Picie przed jazdą to grzech
|
|
|
Jazda samochodem po pijanemu to grzech śmiertelny, za który po śmierci idzie się do piekła, a za życia - do więzienia. W środę, w dniu patrona kierowców św. Krzysztofa, księża i policjanci z Bytowa przypominali o tym kierowcom
Co roku 25 lipca w parafiach w całej Polsce księża święcą samochody wiernych oraz modlą się wspólnie za kierowców i ofiary wypadków drogowych.
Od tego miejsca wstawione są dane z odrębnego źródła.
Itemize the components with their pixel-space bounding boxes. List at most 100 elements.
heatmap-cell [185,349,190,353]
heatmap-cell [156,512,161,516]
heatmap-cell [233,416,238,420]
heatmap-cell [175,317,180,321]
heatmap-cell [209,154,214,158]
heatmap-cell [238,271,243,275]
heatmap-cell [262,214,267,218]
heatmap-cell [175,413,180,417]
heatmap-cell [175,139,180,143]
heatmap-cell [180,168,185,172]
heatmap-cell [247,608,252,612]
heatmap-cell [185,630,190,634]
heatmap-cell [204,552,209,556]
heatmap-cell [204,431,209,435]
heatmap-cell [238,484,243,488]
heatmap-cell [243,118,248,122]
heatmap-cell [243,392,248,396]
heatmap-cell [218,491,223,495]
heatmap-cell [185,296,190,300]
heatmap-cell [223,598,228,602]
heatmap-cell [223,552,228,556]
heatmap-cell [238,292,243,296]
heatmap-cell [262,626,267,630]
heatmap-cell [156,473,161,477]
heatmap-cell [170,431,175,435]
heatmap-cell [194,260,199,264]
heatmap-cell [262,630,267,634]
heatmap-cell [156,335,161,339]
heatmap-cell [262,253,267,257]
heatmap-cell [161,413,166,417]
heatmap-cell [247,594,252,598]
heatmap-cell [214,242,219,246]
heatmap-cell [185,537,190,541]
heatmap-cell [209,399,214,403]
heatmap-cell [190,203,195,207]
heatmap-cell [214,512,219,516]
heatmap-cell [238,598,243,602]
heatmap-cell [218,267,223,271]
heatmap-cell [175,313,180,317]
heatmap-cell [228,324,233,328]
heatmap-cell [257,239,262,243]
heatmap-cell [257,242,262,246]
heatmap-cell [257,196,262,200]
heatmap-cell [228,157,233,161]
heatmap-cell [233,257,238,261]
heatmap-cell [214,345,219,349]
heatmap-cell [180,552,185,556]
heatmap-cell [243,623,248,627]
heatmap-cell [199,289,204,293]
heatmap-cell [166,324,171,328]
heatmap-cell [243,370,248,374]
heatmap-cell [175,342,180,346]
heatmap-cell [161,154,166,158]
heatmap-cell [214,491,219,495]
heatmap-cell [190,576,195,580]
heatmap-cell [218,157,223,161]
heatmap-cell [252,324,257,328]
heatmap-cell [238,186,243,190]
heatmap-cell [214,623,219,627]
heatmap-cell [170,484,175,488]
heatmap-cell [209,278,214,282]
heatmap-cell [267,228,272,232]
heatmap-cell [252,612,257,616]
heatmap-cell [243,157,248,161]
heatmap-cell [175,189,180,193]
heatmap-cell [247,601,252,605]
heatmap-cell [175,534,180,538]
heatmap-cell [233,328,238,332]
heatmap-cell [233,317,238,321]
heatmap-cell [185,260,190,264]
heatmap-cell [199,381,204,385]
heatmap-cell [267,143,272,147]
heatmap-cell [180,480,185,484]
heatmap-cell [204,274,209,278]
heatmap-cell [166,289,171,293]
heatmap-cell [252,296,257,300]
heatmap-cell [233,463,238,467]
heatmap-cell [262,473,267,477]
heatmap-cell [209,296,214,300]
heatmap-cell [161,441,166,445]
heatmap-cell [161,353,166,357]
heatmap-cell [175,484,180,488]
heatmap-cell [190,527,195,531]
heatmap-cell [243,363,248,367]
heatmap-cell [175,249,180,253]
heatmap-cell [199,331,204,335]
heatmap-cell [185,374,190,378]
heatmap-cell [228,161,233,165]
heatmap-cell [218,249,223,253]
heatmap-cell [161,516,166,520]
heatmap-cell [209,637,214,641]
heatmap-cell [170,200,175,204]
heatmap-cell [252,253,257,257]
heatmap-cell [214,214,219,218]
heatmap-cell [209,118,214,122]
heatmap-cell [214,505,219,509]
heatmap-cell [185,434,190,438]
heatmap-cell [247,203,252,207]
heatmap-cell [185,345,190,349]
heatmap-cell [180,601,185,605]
Duchowni przypominają również, że łamanie przepisów drogowych, a w szczególności jazda po pijanemu to ciężki grzech przeciwko piątemu przykazaniu "Nie zabijaj". W tym roku księża z Bytowa i ościennych miejscowości poszli jeszcze dalej i wyszli na drogi razem z policjantami. Zatrzymywanym do kontroli kierowcom funkcjonariusze tłumaczyli, jak niebezpieczne jest kierowanie pod wpływem alkoholu oraz przypominali, że grożą za to dwa lata więzienia. Księża wręczali obrazki z wizerunkiem św. Krzysztofa i mówili, że narażanie siebie i innych użytkowników dróg na śmierć to bardzo ciężki grzech.
- Niewykluczone, że są osoby wierzące, do których argumenty księdza trafią szybciej niż groźby policjanta. Cel jest jednak wspólny - wyeliminować pijanych kierowców z dróg - mówi Roman Krakowiak, rzecznik Komendy Powiatowej Policji w Bytowie. - Jeśli uda się przekonać przynajmniej jedną osobę, będzie to sukces, bo z drogi zniknie potencjalny zabójca. Akcja ma być kontynuowana jeszcze przez kilka dni.